Sementara hingga saat ini, belum ada pernyataan resmi tentang keberadaan pasti Suu Kyi sejak dia ditahan dalam penggerebekan sebelum fajar pada Senin kemarin.
Namun sumber yang tidak disebutkan namanya dari dalam NLD mengatakan dia dan Presiden Win Myint ditahan dalam tahanan rumah.
“Kami diberitahu untuk tidak khawatir. Namun kami mengkhawatirkan. Akan sangat melegakan jika kami dapat melihat foto mereka di rumah,” kata anggota parlemen itu kepada kantor berita AFP, tanpa menyebut nama.
Banyak anggota parlemen lainnya yang juga masih ditahan di perumahan Pemerintah mereka di Ibu Kota Nay Pyi Taw, dengan salah satu anggota NLD menggambarkannya sebagai “pusat penahanan terbuka”.

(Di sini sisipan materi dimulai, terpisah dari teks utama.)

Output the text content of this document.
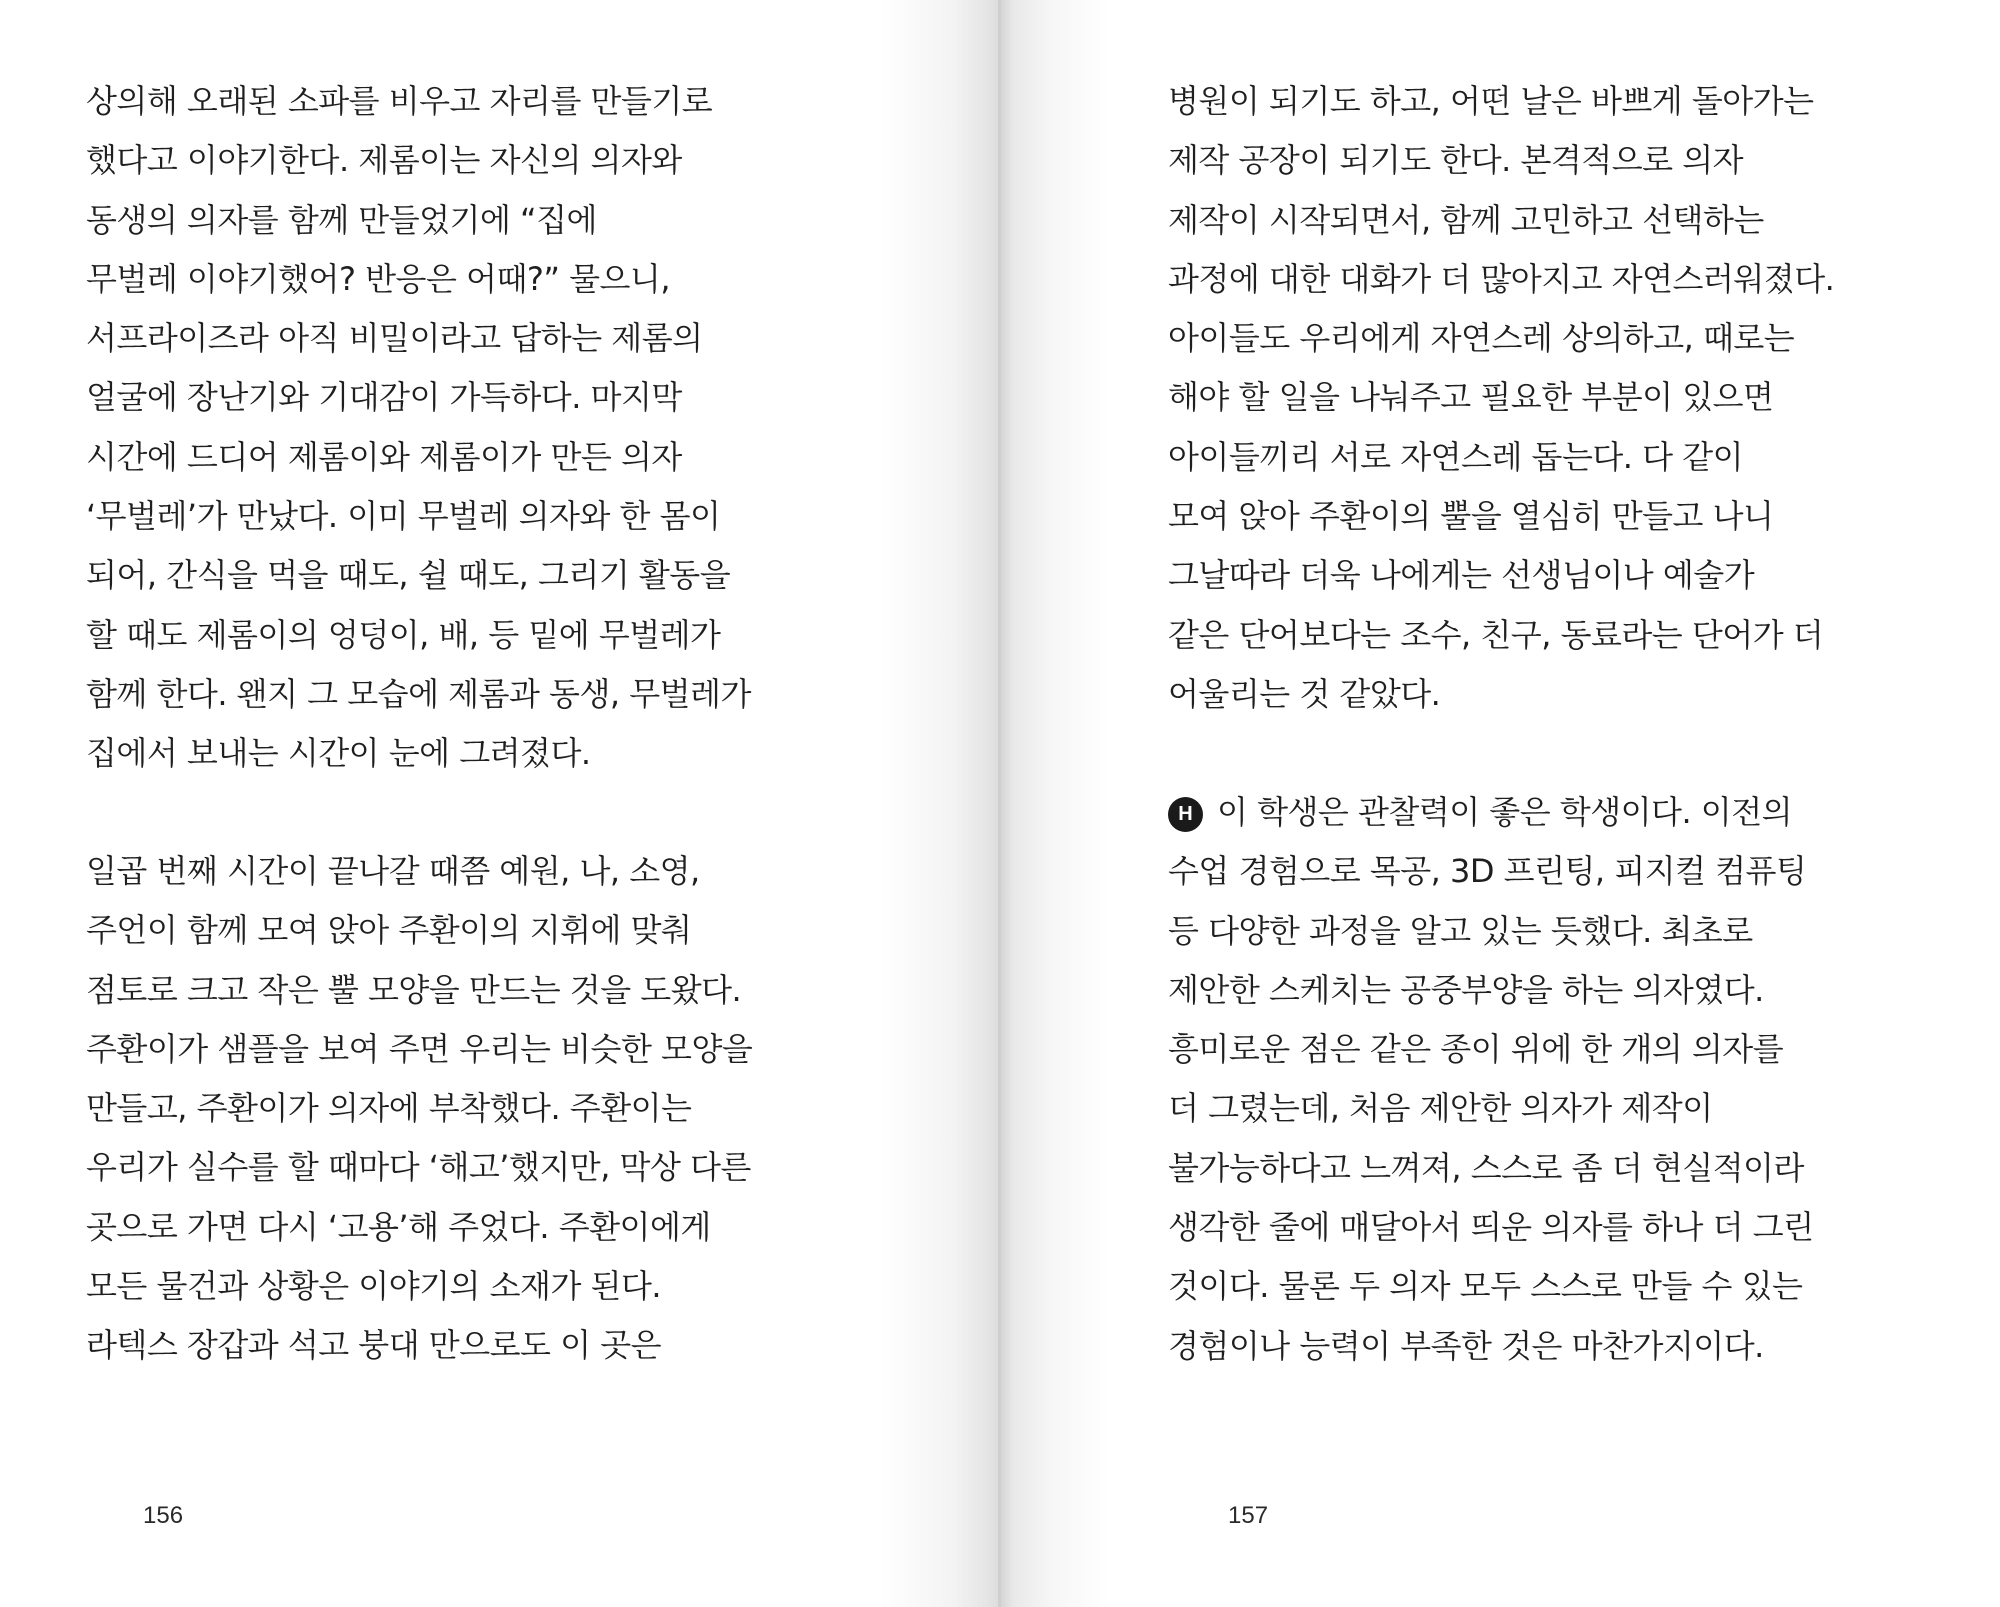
상의해 오래된 소파를 비우고 자리를 만들기로
했다고 이야기한다. 제롬이는 자신의 의자와
동생의 의자를 함께 만들었기에 “집에
무벌레 이야기했어? 반응은 어때?” 물으니,
서프라이즈라 아직 비밀이라고 답하는 제롬의
얼굴에 장난기와 기대감이 가득하다. 마지막
시간에 드디어 제롬이와 제롬이가 만든 의자
‘무벌레’가 만났다. 이미 무벌레 의자와 한 몸이
되어, 간식을 먹을 때도, 쉴 때도, 그리기 활동을
할 때도 제롬이의 엉덩이, 배, 등 밑에 무벌레가
함께 한다. 왠지 그 모습에 제롬과 동생, 무벌레가
집에서 보내는 시간이 눈에 그려졌다.
일곱 번째 시간이 끝나갈 때쯤 예원, 나, 소영,
주언이 함께 모여 앉아 주환이의 지휘에 맞춰
점토로 크고 작은 뿔 모양을 만드는 것을 도왔다.
주환이가 샘플을 보여 주면 우리는 비슷한 모양을
만들고, 주환이가 의자에 부착했다. 주환이는
우리가 실수를 할 때마다 ‘해고’했지만, 막상 다른
곳으로 가면 다시 ‘고용’해 주었다. 주환이에게
모든 물건과 상황은 이야기의 소재가 된다.
라텍스 장갑과 석고 붕대 만으로도 이 곳은
156
병원이 되기도 하고, 어떤 날은 바쁘게 돌아가는
제작 공장이 되기도 한다. 본격적으로 의자
제작이 시작되면서, 함께 고민하고 선택하는
과정에 대한 대화가 더 많아지고 자연스러워졌다.
아이들도 우리에게 자연스레 상의하고, 때로는
해야 할 일을 나눠주고 필요한 부분이 있으면
아이들끼리 서로 자연스레 돕는다. 다 같이
모여 앉아 주환이의 뿔을 열심히 만들고 나니
그날따라 더욱 나에게는 선생님이나 예술가
같은 단어보다는 조수, 친구, 동료라는 단어가 더
어울리는 것 같았다.
H 이 학생은 관찰력이 좋은 학생이다. 이전의
수업 경험으로 목공, 3D 프린팅, 피지컬 컴퓨팅
등 다양한 과정을 알고 있는 듯했다. 최초로
제안한 스케치는 공중부양을 하는 의자였다.
흥미로운 점은 같은 종이 위에 한 개의 의자를
더 그렸는데, 처음 제안한 의자가 제작이
불가능하다고 느껴져, 스스로 좀 더 현실적이라
생각한 줄에 매달아서 띄운 의자를 하나 더 그린
것이다. 물론 두 의자 모두 스스로 만들 수 있는
경험이나 능력이 부족한 것은 마찬가지이다.
157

Suu Kyi -yang menghabiskan hampir 15 tahun dalam tahanan antara 1989 dan 2010- telah mendesak para pendukungnya untuk “memprotes kudeta” melalui surat yang ditulisnya sebelum dia ditahan. Peristiwa ini memperingatkan bahwa tindakan militer akan membuat negara kembali di bawah kuasa kediktatoran.